The French pharmaceutical firm said that Supemtek is the first and only recombinant influenza vaccine approved in the European Union (EU).
Supemtek is manufactured using recombinant technology, which ensures the use of components exactly similar to that of the influenza strains, as recommended by the World Health Organization (WHO)
The recombinant technology is an advanced way of producing influenza vaccines, which eliminates the risk of viral mutations that potentially reduce vaccine efficacy.
Also, the quadrivalent recombinant vaccine is said to contain three times more antigen compared to both egg-based and cell-based standard-dose vaccines.
The enhanced amount of antigen and recombinant technology would offer improved protection against influenza, particularly in people aged 50 years and above, said the company.
European Centre for Disease Prevention said: “The recombinant haemagglutinin was found to provide a greater protective effect against overall influenza compared with no vaccination and with traditional influenza vaccination.
“This effect may be attributable to either the restriction of mutations seen with egg-based vaccines or the higher dose of antigen seen in this type of influenza vaccine”.
The EC authorisation is based on clinical data from two Phase 3 trials in a total of more than 10,000 patients, which established the safety, immunogenicity and efficacy of Supemtek.
A Phase 3 multicentre randomised controlled efficacy trial demonstrated the relative efficacy of Supemtek, in more than 9,000 adults, at 40 outpatient centres in the US.
Supemtek has reduced the risk of influenza by an additional 30% for adults aged 50 years and older when compared to standard-dose egg-based quadrivalent influenza vaccine.
The French drugmaker intends to introduce the product in European Union in the 2022/2023 influenza season, and accelerate the availability of doses as early as the 2021/2022 season in certain countries.
Furthermore, Supemtek is also approved outside of the EU, in the US under the brand name Flublok Quadrivalent.

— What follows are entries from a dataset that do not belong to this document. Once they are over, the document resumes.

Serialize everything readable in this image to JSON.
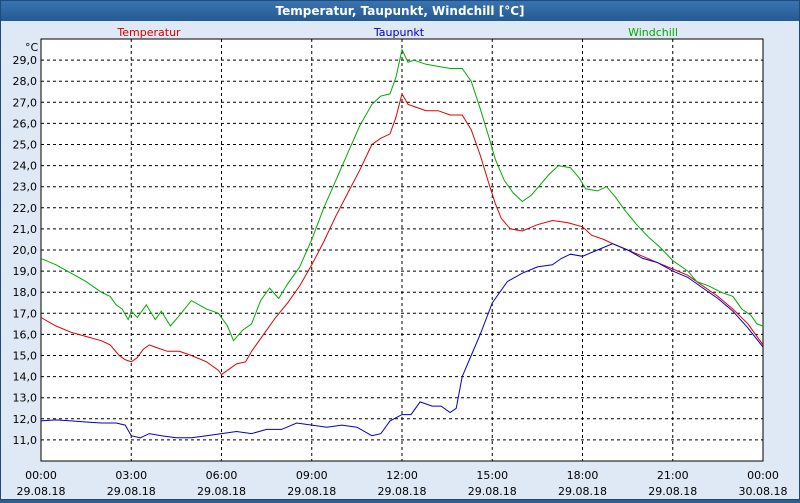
{
  "window": {
    "title": "Temperatur, Taupunkt, Windchill [°C]"
  },
  "chart_data": {
    "type": "line",
    "title": "Temperatur, Taupunkt, Windchill [°C]",
    "ylabel": "°C",
    "xlabel": "",
    "ylim": [
      10.0,
      30.0
    ],
    "xlim": [
      0,
      24
    ],
    "y_ticks": [
      "11,0",
      "12,0",
      "13,0",
      "14,0",
      "15,0",
      "16,0",
      "17,0",
      "18,0",
      "19,0",
      "20,0",
      "21,0",
      "22,0",
      "23,0",
      "24,0",
      "25,0",
      "26,0",
      "27,0",
      "28,0",
      "29,0"
    ],
    "y_tick_values": [
      11,
      12,
      13,
      14,
      15,
      16,
      17,
      18,
      19,
      20,
      21,
      22,
      23,
      24,
      25,
      26,
      27,
      28,
      29
    ],
    "x_ticks": [
      {
        "hour": 0,
        "time": "00:00",
        "date": "29.08.18"
      },
      {
        "hour": 3,
        "time": "03:00",
        "date": "29.08.18"
      },
      {
        "hour": 6,
        "time": "06:00",
        "date": "29.08.18"
      },
      {
        "hour": 9,
        "time": "09:00",
        "date": "29.08.18"
      },
      {
        "hour": 12,
        "time": "12:00",
        "date": "29.08.18"
      },
      {
        "hour": 15,
        "time": "15:00",
        "date": "29.08.18"
      },
      {
        "hour": 18,
        "time": "18:00",
        "date": "29.08.18"
      },
      {
        "hour": 21,
        "time": "21:00",
        "date": "29.08.18"
      },
      {
        "hour": 24,
        "time": "00:00",
        "date": "30.08.18"
      }
    ],
    "grid": true,
    "series": [
      {
        "name": "Temperatur",
        "color": "#dd0000",
        "points": [
          [
            0,
            16.8
          ],
          [
            0.5,
            16.4
          ],
          [
            1,
            16.1
          ],
          [
            1.5,
            15.9
          ],
          [
            2,
            15.7
          ],
          [
            2.3,
            15.5
          ],
          [
            2.6,
            15.0
          ],
          [
            2.8,
            14.8
          ],
          [
            3.0,
            14.7
          ],
          [
            3.2,
            14.9
          ],
          [
            3.4,
            15.3
          ],
          [
            3.6,
            15.5
          ],
          [
            3.8,
            15.4
          ],
          [
            4.2,
            15.2
          ],
          [
            4.6,
            15.2
          ],
          [
            5.0,
            15.0
          ],
          [
            5.5,
            14.7
          ],
          [
            5.9,
            14.3
          ],
          [
            6.0,
            14.1
          ],
          [
            6.2,
            14.3
          ],
          [
            6.5,
            14.6
          ],
          [
            6.8,
            14.7
          ],
          [
            7.0,
            15.2
          ],
          [
            7.4,
            16.0
          ],
          [
            7.8,
            16.8
          ],
          [
            8.2,
            17.5
          ],
          [
            8.6,
            18.3
          ],
          [
            9.0,
            19.3
          ],
          [
            9.4,
            20.4
          ],
          [
            9.8,
            21.6
          ],
          [
            10.2,
            22.7
          ],
          [
            10.6,
            23.8
          ],
          [
            11.0,
            25.0
          ],
          [
            11.3,
            25.3
          ],
          [
            11.6,
            25.5
          ],
          [
            11.8,
            26.3
          ],
          [
            12.0,
            27.4
          ],
          [
            12.2,
            26.9
          ],
          [
            12.4,
            26.8
          ],
          [
            12.8,
            26.6
          ],
          [
            13.2,
            26.6
          ],
          [
            13.6,
            26.4
          ],
          [
            14.0,
            26.4
          ],
          [
            14.3,
            25.7
          ],
          [
            14.6,
            24.5
          ],
          [
            14.9,
            23.1
          ],
          [
            15.1,
            22.2
          ],
          [
            15.3,
            21.5
          ],
          [
            15.6,
            21.0
          ],
          [
            16.0,
            20.9
          ],
          [
            16.5,
            21.2
          ],
          [
            17.0,
            21.4
          ],
          [
            17.5,
            21.3
          ],
          [
            18.0,
            21.1
          ],
          [
            18.3,
            20.7
          ],
          [
            18.7,
            20.5
          ],
          [
            19.0,
            20.3
          ],
          [
            19.5,
            20.0
          ],
          [
            20.0,
            19.7
          ],
          [
            20.5,
            19.4
          ],
          [
            21.0,
            19.1
          ],
          [
            21.5,
            18.8
          ],
          [
            22.0,
            18.3
          ],
          [
            22.5,
            17.8
          ],
          [
            23.0,
            17.2
          ],
          [
            23.5,
            16.5
          ],
          [
            24,
            15.5
          ]
        ]
      },
      {
        "name": "Taupunkt",
        "color": "#0000cc",
        "points": [
          [
            0,
            11.9
          ],
          [
            0.5,
            11.95
          ],
          [
            1,
            11.9
          ],
          [
            1.5,
            11.85
          ],
          [
            2,
            11.8
          ],
          [
            2.5,
            11.8
          ],
          [
            2.8,
            11.7
          ],
          [
            3.0,
            11.2
          ],
          [
            3.3,
            11.1
          ],
          [
            3.6,
            11.3
          ],
          [
            4.0,
            11.2
          ],
          [
            4.5,
            11.1
          ],
          [
            5.0,
            11.1
          ],
          [
            5.5,
            11.2
          ],
          [
            6.0,
            11.3
          ],
          [
            6.5,
            11.4
          ],
          [
            7.0,
            11.3
          ],
          [
            7.5,
            11.5
          ],
          [
            8.0,
            11.5
          ],
          [
            8.5,
            11.8
          ],
          [
            9.0,
            11.7
          ],
          [
            9.5,
            11.6
          ],
          [
            10.0,
            11.7
          ],
          [
            10.5,
            11.6
          ],
          [
            11.0,
            11.2
          ],
          [
            11.3,
            11.3
          ],
          [
            11.6,
            11.9
          ],
          [
            12.0,
            12.2
          ],
          [
            12.3,
            12.2
          ],
          [
            12.6,
            12.8
          ],
          [
            12.8,
            12.7
          ],
          [
            13.0,
            12.6
          ],
          [
            13.3,
            12.6
          ],
          [
            13.6,
            12.3
          ],
          [
            13.8,
            12.5
          ],
          [
            14.0,
            14.0
          ],
          [
            14.3,
            15.0
          ],
          [
            14.6,
            16.0
          ],
          [
            15.0,
            17.5
          ],
          [
            15.5,
            18.5
          ],
          [
            16.0,
            18.9
          ],
          [
            16.5,
            19.2
          ],
          [
            17.0,
            19.3
          ],
          [
            17.3,
            19.6
          ],
          [
            17.6,
            19.8
          ],
          [
            18.0,
            19.7
          ],
          [
            18.5,
            20.0
          ],
          [
            19.0,
            20.3
          ],
          [
            19.5,
            20.0
          ],
          [
            20.0,
            19.6
          ],
          [
            20.5,
            19.4
          ],
          [
            21.0,
            19.0
          ],
          [
            21.5,
            18.7
          ],
          [
            22.0,
            18.2
          ],
          [
            22.5,
            17.7
          ],
          [
            23.0,
            17.1
          ],
          [
            23.5,
            16.3
          ],
          [
            24,
            15.4
          ]
        ]
      },
      {
        "name": "Windchill",
        "color": "#00aa00",
        "points": [
          [
            0,
            19.6
          ],
          [
            0.5,
            19.3
          ],
          [
            1,
            18.9
          ],
          [
            1.5,
            18.5
          ],
          [
            2,
            18.0
          ],
          [
            2.3,
            17.8
          ],
          [
            2.5,
            17.4
          ],
          [
            2.7,
            17.2
          ],
          [
            2.9,
            16.7
          ],
          [
            3.0,
            17.1
          ],
          [
            3.2,
            16.8
          ],
          [
            3.5,
            17.4
          ],
          [
            3.8,
            16.7
          ],
          [
            4.0,
            17.1
          ],
          [
            4.3,
            16.4
          ],
          [
            4.6,
            16.9
          ],
          [
            5.0,
            17.6
          ],
          [
            5.5,
            17.2
          ],
          [
            5.9,
            17.0
          ],
          [
            6.2,
            16.4
          ],
          [
            6.4,
            15.7
          ],
          [
            6.7,
            16.2
          ],
          [
            7.0,
            16.5
          ],
          [
            7.3,
            17.6
          ],
          [
            7.6,
            18.2
          ],
          [
            7.9,
            17.7
          ],
          [
            8.2,
            18.4
          ],
          [
            8.6,
            19.2
          ],
          [
            9.0,
            20.5
          ],
          [
            9.4,
            22.0
          ],
          [
            9.8,
            23.3
          ],
          [
            10.2,
            24.6
          ],
          [
            10.6,
            25.9
          ],
          [
            11.0,
            26.9
          ],
          [
            11.3,
            27.3
          ],
          [
            11.6,
            27.4
          ],
          [
            11.8,
            28.2
          ],
          [
            12.0,
            29.5
          ],
          [
            12.2,
            28.9
          ],
          [
            12.4,
            29.0
          ],
          [
            12.8,
            28.8
          ],
          [
            13.2,
            28.7
          ],
          [
            13.6,
            28.6
          ],
          [
            14.0,
            28.6
          ],
          [
            14.3,
            28.0
          ],
          [
            14.6,
            26.7
          ],
          [
            14.9,
            25.3
          ],
          [
            15.1,
            24.3
          ],
          [
            15.4,
            23.3
          ],
          [
            15.7,
            22.7
          ],
          [
            16.0,
            22.3
          ],
          [
            16.3,
            22.6
          ],
          [
            16.6,
            23.1
          ],
          [
            16.9,
            23.6
          ],
          [
            17.2,
            24.0
          ],
          [
            17.6,
            23.9
          ],
          [
            17.9,
            23.4
          ],
          [
            18.1,
            22.9
          ],
          [
            18.5,
            22.8
          ],
          [
            18.8,
            23.0
          ],
          [
            19.1,
            22.5
          ],
          [
            19.4,
            21.9
          ],
          [
            19.8,
            21.2
          ],
          [
            20.2,
            20.6
          ],
          [
            20.6,
            20.1
          ],
          [
            21.0,
            19.5
          ],
          [
            21.5,
            19.0
          ],
          [
            21.8,
            18.5
          ],
          [
            22.2,
            18.3
          ],
          [
            22.6,
            18.0
          ],
          [
            23.0,
            17.8
          ],
          [
            23.3,
            17.2
          ],
          [
            23.6,
            16.9
          ],
          [
            23.8,
            16.5
          ],
          [
            24,
            16.4
          ]
        ]
      }
    ]
  }
}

Sanofi Pasteur head Thomas Triomphe said: “In the context of the COVID-19 pandemic, preventing influenza remains a public health priority. Today’s approval of Supemtek supports our strong commitment in advancing influenza vaccine technology.
“With Supemtek, we provide European health authorities with an additional innovative solution that has demonstrated increased ability to prevent influenza and its potentially severe complications, as well as the burden this causes on healthcare systems.”